2023-02-16T16:03:05.368Z INFO [spawn_test_instance] 📝 Received: Some("Peer0:0")                                                                                                                     
2023-02-16T16:03:05.368Z INFO [spawn_test_instance] 📝 Received: Some("Peer1:0")
2023-02-16T16:03:07.074Z INFO [spawn_test_instance] 📝 Received: Some("Peer1:2")
2023-02-16T16:03:10.300Z INFO [spawn_test_instance] 📝 Received: Some("Peer2:1")
2023-02-16T16:03:13.052Z INFO [spawn_test_instance] 📝 Received: Some("Peer0:3")
2023-02-16T16:03:14.279Z INFO [spawn_test_instance] 📝 Received: Some("Peer3:1")
2023-02-16T16:03:17.074Z INFO [spawn_test_instance] 📝 Received: Some("Peer1:3")
2023-02-16T16:03:20.300Z INFO [spawn_test_instance] 📝 Received: Some("Peer2:2")
2023-02-16T16:03:23.051Z INFO [spawn_test_instance] 📝 Received: Some("Peer0:4")
2023-02-16T16:03:24.280Z INFO [spawn_test_instance] 📝 Received: Some("Peer3:2")
2023-02-16T16:03:27.071Z INFO [spawn_test_instance] 📝 Received: Some("Peer1:4")
2023-02-16T16:03:30.301Z INFO [spawn_test_instance] 📝 Received: Some("Peer2:3")
2023-02-16T16:03:33.051Z INFO [spawn_test_instance] 📝 Received: Some("Peer0:5")
2023-02-16T16:03:34.279Z INFO [spawn_test_instance] 📝 Received: Some("Peer3:3")
2023-02-16T16:03:35.387Z INFO [pbft_library::kernel::view_change] Peer 0: Successfully moved into view 2.
2023-02-16T16:03:37.076Z INFO [spawn_test_instance] 📝 Received: Some("Peer1:5")
2023-02-16T16:03:40.299Z INFO [spawn_test_instance] 📝 Received: Some("Peer2:4")
2023-02-16T16:03:43.051Z INFO [spawn_test_instance] 📝 Received: Some("Peer0:6")
2023-02-16T16:03:44.275Z INFO [spawn_test_instance] 📝 Received: Some("Peer3:4")
...

Feel free to choose any terminal window and shut down the running participant. You may also reengage that participant any time. Looking into your chosen participant's replica_config.json, you can also activate dev_is_byzantine to simulate a faulty participant. Note that because we have a test network with only 4 participants, the protocol can handle at most 1 fault, so a protocol failure may occur if you disable too many participants simultaneously.

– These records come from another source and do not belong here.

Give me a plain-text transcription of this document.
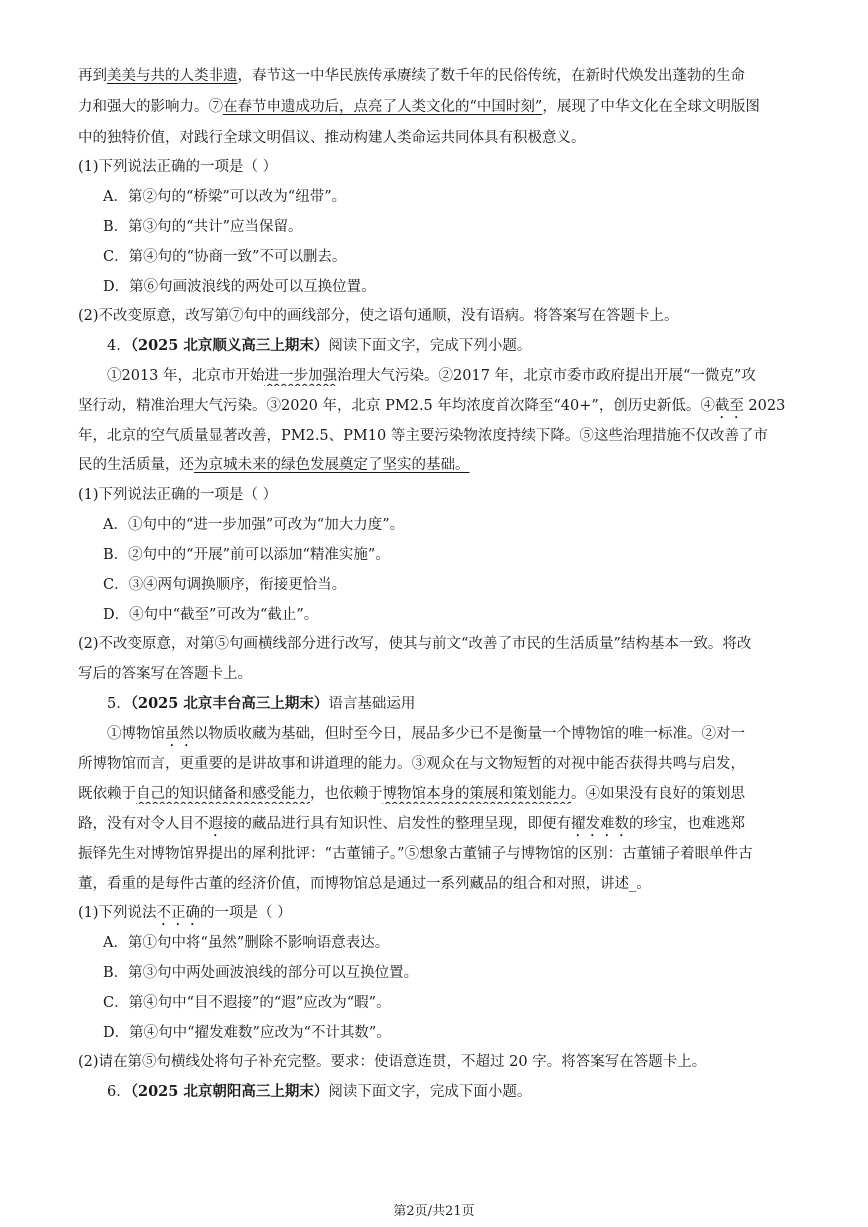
再到美美与共的人类非遗，春节这一中华民族传承赓续了数千年的民俗传统，在新时代焕发出蓬勃的生命
力和强大的影响力。⑦在春节申遗成功后，点亮了人类文化的“中国时刻”，展现了中华文化在全球文明版图
中的独特价值，对践行全球文明倡议、推动构建人类命运共同体具有积极意义。
(1)下列说法正确的一项是（ ）
A．第②句的“桥梁”可以改为“纽带”。
B．第③句的“共计”应当保留。
C．第④句的“协商一致”不可以删去。
D．第⑥句画波浪线的两处可以互换位置。
(2)不改变原意，改写第⑦句中的画线部分，使之语句通顺，没有语病。将答案写在答题卡上。
4．（2025 北京顺义高三上期末）阅读下面文字，完成下列小题。
①2013 年，北京市开始进一步加强治理大气污染。②2017 年，北京市委市政府提出开展“一微克”攻
坚行动，精准治理大气污染。③2020 年，北京 PM2.5 年均浓度首次降至“40+”，创历史新低。④截至 2023
年，北京的空气质量显著改善，PM2.5、PM10 等主要污染物浓度持续下降。⑤这些治理措施不仅改善了市
民的生活质量，还为京城未来的绿色发展奠定了坚实的基础。
(1)下列说法正确的一项是（ ）
A．①句中的“进一步加强”可改为“加大力度”。
B．②句中的“开展”前可以添加“精准实施”。
C．③④两句调换顺序，衔接更恰当。
D．④句中“截至”可改为“截止”。
(2)不改变原意，对第⑤句画横线部分进行改写，使其与前文“改善了市民的生活质量”结构基本一致。将改
写后的答案写在答题卡上。
5．（2025 北京丰台高三上期末）语言基础运用
①博物馆虽然以物质收藏为基础，但时至今日，展品多少已不是衡量一个博物馆的唯一标准。②对一
所博物馆而言，更重要的是讲故事和讲道理的能力。③观众在与文物短暂的对视中能否获得共鸣与启发，
既依赖于自己的知识储备和感受能力，也依赖于博物馆本身的策展和策划能力。④如果没有良好的策划思
路，没有对令人目不遐接的藏品进行具有知识性、启发性的整理呈现，即便有擢发难数的珍宝，也难逃郑
振铎先生对博物馆界提出的犀利批评：“古董铺子。”⑤想象古董铺子与博物馆的区别：古董铺子着眼单件古
董，看重的是每件古董的经济价值，而博物馆总是通过一系列藏品的组合和对照，讲述_。
(1)下列说法不正确的一项是（ ）
A．第①句中将“虽然”删除不影响语意表达。
B．第③句中两处画波浪线的部分可以互换位置。
C．第④句中“目不遐接”的“遐”应改为“暇”。
D．第④句中“擢发难数”应改为“不计其数”。
(2)请在第⑤句横线处将句子补充完整。要求：使语意连贯，不超过 20 字。将答案写在答题卡上。
6．（2025 北京朝阳高三上期末）阅读下面文字，完成下面小题。
第2页/共21页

Even after you have chosen a participant to corrupt, you should see that the other participants can still come to consensus over the ordering of received "operations" which have the form Some("PeerN:K"). If you simply crashed a participant but did not activate the byzantine behavior, you should also notice that the crashed processor can recover back into the protocol. It will eventually learn all published "operations" and their ordering. Once all participants have recovered, the protocol can handle another fault.

Running tests

To run all tests used to validate the implementation's behavior, run

cargo test

There are many tests to check that the protocol operates correctly and does not violate consensus safety. These test files can be found in the src/ subdirectories under the name test.rs.